Me da mucha pena que arruinemos el
vino, esa bebida lograda con tanto empeño que es casi sagrada.
Es un sacrilegio echarle agua o
alcohol, o soda, o marketing, o alcoholismo, o la pretensión de ser más que
otros.
Por ejemplo, para decir que la combinación
del vino con determinada comida es buena se empezó a decir "maridaje".
Una palabra bastante espantosa, que es
inventada sólo como marca de status: quienes la dicen dejan entrever que
pertenecen a cierto círculo exclusivo de personas, que se dedican a disfrutar
de la vida, en un hedonismo habilitado por el hecho de que tienen resueltos los
problemas que a las personas inferiores le afligen la vida.
Me da mucha pena que se arruine el
glorioso vino con la aspiración a estar por arriba de los demás.

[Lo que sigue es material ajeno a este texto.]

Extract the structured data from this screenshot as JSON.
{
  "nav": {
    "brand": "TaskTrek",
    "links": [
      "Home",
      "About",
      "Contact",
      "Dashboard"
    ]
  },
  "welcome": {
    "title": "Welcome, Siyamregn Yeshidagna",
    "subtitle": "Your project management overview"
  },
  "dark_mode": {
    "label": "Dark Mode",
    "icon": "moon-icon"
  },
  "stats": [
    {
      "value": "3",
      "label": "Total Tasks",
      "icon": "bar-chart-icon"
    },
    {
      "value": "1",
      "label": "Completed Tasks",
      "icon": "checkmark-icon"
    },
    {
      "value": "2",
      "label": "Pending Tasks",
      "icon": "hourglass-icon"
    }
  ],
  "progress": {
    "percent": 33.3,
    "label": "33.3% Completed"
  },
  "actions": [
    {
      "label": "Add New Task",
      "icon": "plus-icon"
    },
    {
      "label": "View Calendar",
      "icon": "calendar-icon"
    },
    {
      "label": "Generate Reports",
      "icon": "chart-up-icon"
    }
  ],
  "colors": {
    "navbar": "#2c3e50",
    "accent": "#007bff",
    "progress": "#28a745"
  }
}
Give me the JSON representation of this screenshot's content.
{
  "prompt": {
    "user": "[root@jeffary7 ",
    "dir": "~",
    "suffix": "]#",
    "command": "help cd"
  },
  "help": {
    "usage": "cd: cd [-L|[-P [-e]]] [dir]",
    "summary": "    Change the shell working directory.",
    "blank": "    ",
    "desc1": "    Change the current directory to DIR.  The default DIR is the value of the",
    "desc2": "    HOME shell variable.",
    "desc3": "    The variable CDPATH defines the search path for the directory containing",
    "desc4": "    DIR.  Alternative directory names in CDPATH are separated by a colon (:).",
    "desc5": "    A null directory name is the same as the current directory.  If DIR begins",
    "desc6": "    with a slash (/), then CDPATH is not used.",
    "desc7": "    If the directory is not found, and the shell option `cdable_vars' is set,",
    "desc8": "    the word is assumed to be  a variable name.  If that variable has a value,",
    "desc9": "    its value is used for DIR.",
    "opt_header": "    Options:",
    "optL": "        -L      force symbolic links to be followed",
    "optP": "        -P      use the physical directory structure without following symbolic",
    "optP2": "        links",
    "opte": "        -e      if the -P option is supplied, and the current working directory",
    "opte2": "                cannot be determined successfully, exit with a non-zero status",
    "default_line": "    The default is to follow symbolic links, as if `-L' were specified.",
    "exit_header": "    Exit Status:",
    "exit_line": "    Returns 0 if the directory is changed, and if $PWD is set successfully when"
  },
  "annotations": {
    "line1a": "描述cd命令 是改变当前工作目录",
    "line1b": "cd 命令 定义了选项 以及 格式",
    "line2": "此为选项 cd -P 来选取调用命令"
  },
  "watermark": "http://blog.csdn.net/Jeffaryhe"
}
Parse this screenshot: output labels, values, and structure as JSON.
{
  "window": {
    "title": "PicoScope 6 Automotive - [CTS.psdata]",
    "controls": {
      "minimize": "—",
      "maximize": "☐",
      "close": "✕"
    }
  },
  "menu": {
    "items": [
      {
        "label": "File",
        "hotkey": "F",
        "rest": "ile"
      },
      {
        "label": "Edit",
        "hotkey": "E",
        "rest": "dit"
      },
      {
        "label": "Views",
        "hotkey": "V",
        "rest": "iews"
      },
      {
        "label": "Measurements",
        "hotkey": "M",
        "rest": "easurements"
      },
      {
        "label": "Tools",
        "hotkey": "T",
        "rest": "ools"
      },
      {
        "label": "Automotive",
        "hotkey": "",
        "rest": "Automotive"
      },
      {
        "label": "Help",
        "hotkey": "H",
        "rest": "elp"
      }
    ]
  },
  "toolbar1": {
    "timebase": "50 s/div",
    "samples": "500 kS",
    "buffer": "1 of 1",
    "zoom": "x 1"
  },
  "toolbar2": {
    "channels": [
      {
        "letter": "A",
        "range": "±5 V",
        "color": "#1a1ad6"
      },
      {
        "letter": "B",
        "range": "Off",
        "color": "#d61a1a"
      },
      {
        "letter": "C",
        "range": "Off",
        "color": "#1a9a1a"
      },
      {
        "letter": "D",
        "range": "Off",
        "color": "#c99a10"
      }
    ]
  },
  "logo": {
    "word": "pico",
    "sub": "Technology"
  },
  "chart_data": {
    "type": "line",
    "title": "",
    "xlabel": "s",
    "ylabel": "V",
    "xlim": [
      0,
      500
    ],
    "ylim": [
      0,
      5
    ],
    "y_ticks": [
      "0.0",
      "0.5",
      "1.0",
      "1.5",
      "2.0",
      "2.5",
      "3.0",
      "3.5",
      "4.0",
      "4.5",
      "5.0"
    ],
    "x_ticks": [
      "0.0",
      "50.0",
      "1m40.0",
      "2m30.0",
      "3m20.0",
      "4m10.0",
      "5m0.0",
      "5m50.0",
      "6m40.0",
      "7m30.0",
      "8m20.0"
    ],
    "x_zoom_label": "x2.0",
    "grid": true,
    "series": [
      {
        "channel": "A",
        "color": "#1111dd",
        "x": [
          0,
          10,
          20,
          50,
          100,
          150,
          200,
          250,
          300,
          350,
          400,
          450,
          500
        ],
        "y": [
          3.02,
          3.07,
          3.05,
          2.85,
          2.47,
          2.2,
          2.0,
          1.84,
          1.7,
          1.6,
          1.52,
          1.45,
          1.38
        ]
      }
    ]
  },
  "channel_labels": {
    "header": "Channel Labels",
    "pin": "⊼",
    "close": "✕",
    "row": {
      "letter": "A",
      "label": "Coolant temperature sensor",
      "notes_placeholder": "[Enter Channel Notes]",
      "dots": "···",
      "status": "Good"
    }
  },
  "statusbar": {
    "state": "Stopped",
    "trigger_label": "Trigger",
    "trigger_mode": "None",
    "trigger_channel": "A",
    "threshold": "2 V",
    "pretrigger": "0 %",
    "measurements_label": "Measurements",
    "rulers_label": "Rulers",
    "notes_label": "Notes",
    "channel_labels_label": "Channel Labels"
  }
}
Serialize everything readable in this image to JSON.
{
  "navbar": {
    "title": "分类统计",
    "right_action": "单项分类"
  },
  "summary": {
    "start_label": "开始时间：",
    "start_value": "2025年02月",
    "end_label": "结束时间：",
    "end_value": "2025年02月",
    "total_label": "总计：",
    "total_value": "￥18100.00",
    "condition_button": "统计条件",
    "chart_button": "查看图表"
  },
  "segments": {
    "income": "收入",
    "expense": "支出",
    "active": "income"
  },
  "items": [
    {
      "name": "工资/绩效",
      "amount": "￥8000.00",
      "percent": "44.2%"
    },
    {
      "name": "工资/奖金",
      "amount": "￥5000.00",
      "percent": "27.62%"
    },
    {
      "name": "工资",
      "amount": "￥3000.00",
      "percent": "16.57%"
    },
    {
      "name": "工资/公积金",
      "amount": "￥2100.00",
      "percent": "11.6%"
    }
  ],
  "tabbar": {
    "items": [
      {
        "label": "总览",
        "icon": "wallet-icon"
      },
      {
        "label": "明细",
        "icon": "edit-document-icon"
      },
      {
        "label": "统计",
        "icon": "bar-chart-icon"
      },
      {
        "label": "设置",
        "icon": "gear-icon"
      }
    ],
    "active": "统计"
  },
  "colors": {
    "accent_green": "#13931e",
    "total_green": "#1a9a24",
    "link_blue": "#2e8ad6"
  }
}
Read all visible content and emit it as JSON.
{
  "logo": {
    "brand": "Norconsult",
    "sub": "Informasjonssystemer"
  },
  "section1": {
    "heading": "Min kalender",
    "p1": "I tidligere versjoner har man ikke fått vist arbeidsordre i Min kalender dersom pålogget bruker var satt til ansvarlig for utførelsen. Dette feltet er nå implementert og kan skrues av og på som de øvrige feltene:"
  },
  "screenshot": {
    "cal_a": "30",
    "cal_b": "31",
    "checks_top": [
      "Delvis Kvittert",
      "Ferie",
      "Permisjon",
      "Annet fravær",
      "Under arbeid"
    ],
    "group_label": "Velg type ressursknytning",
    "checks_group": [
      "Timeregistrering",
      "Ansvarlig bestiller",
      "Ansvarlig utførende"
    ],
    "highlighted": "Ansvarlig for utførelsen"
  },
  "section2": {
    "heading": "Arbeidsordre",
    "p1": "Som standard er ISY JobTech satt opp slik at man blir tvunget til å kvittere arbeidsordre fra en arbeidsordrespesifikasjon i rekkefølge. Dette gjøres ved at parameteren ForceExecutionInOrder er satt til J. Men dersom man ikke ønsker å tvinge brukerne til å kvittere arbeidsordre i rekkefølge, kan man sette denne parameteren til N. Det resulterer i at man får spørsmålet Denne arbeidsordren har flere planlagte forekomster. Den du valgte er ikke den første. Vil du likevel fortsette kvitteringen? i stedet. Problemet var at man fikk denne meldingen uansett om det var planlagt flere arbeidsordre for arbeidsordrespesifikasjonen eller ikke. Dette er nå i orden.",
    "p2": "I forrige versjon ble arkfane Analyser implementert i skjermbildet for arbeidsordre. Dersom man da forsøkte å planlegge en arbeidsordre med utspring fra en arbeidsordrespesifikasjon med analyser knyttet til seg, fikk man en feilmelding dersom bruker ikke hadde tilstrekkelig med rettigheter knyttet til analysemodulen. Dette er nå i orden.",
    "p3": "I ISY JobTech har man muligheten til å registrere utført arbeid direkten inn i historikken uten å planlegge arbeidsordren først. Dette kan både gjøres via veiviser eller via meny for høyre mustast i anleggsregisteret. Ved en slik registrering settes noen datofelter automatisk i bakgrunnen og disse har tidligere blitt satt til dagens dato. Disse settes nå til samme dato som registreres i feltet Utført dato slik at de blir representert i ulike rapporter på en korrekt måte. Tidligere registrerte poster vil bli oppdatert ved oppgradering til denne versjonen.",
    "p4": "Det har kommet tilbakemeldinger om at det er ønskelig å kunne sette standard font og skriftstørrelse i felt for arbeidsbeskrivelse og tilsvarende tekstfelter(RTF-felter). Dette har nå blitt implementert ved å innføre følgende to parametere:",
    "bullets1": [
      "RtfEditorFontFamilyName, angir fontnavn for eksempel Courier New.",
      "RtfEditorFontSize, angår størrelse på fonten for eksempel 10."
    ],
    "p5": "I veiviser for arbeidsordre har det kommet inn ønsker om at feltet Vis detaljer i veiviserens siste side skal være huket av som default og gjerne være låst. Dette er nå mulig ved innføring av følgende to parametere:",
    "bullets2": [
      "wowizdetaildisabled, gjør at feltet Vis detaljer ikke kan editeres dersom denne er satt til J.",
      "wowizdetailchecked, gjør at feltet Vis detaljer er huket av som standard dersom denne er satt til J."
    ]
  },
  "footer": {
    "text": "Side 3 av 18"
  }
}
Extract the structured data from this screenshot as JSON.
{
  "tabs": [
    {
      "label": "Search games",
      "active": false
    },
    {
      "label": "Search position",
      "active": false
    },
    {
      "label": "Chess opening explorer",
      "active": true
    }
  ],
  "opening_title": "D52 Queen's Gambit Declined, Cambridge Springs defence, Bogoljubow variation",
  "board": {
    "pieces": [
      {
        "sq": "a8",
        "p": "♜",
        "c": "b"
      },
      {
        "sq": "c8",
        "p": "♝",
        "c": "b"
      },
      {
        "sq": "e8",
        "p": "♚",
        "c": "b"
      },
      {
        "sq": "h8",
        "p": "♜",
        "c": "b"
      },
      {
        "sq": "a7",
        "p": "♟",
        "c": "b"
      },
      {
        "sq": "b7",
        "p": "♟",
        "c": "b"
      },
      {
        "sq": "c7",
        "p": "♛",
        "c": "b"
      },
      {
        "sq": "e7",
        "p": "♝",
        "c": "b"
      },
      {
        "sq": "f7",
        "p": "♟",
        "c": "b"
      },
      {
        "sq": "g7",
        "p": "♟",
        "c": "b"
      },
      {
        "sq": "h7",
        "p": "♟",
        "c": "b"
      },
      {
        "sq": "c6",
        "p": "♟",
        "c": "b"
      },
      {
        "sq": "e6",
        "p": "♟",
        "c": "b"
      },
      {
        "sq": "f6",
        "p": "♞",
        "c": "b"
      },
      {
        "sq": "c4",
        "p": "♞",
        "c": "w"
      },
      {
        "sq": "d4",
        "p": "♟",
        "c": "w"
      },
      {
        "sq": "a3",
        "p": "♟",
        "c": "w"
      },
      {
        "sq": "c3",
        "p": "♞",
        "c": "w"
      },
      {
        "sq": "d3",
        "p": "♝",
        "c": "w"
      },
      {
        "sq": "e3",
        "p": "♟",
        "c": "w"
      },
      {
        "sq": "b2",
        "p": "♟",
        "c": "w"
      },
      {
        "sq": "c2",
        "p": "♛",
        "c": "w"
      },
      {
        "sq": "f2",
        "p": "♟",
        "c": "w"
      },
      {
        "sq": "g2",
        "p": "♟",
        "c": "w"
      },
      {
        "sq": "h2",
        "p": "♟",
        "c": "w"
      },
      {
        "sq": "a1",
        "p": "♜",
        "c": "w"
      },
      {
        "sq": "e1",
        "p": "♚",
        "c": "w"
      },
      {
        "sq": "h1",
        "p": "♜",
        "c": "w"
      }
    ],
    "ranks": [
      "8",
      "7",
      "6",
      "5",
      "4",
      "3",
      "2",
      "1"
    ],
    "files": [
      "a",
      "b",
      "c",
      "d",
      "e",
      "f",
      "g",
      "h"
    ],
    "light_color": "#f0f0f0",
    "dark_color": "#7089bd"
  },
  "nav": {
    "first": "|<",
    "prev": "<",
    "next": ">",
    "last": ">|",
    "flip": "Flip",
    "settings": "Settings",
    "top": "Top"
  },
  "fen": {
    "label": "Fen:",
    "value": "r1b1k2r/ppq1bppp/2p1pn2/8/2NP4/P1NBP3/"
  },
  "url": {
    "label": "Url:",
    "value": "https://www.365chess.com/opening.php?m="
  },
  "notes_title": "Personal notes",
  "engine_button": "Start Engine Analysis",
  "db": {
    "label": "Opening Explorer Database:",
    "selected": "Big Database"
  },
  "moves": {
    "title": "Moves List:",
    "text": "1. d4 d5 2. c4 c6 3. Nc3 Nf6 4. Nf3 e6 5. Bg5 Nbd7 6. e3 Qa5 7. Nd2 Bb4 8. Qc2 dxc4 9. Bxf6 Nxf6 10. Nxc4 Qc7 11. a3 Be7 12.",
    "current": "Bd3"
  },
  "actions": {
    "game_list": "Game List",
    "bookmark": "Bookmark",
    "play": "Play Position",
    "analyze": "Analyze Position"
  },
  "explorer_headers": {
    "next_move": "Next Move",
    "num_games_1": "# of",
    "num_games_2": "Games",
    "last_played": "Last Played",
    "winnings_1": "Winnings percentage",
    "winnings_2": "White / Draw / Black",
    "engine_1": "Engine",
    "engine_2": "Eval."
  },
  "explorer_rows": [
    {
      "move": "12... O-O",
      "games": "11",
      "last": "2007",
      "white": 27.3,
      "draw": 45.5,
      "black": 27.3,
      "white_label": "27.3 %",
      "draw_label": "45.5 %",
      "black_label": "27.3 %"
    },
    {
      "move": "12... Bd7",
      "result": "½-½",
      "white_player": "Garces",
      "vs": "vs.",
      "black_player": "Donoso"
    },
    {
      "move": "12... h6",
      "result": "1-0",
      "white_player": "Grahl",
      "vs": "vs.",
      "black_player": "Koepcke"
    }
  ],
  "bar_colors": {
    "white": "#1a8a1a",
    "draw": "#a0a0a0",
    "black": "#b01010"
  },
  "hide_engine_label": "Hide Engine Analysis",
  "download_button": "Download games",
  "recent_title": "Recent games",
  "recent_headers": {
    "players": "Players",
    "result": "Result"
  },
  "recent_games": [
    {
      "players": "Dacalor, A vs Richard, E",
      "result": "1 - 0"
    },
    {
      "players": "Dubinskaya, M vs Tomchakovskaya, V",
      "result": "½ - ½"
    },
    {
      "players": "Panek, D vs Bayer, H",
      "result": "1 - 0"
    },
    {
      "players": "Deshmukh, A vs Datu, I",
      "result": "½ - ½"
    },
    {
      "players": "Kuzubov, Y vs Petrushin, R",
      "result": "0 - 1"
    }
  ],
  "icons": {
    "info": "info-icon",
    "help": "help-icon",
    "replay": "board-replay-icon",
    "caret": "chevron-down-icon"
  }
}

Cuando cumplí 50 años hice una fiesta
de dos días en un lugar muy remoto. Si quedaba lejos para los que vivían en
Buenos Aires, resultaba mucho más remoto para los amigos que llegaron desde
otras ciudades.
Walter Álvarez viajó un día entero
para poder llegar. No sólo demostró su sentimiento de amistad con su presencia,
sino que además trajo vino que él mismo había hecho.
Adentro de las botellas que cargó con
gran esfuerzo, estaba el producto de sus años de ensayos y de logros con su
compañero Fernando Demarco, y estaba el producto de la naturaleza y el
resultado de los miles de años que los hombres vienen cultivando el vino.
Todo esto se podía sentir en aquel líquido
áspero, de sabor único, más denso que el agua, de un color maravilloso.
Todo eso es lo que uno incorpora a su
cuerpo cuando toma un trago de vino.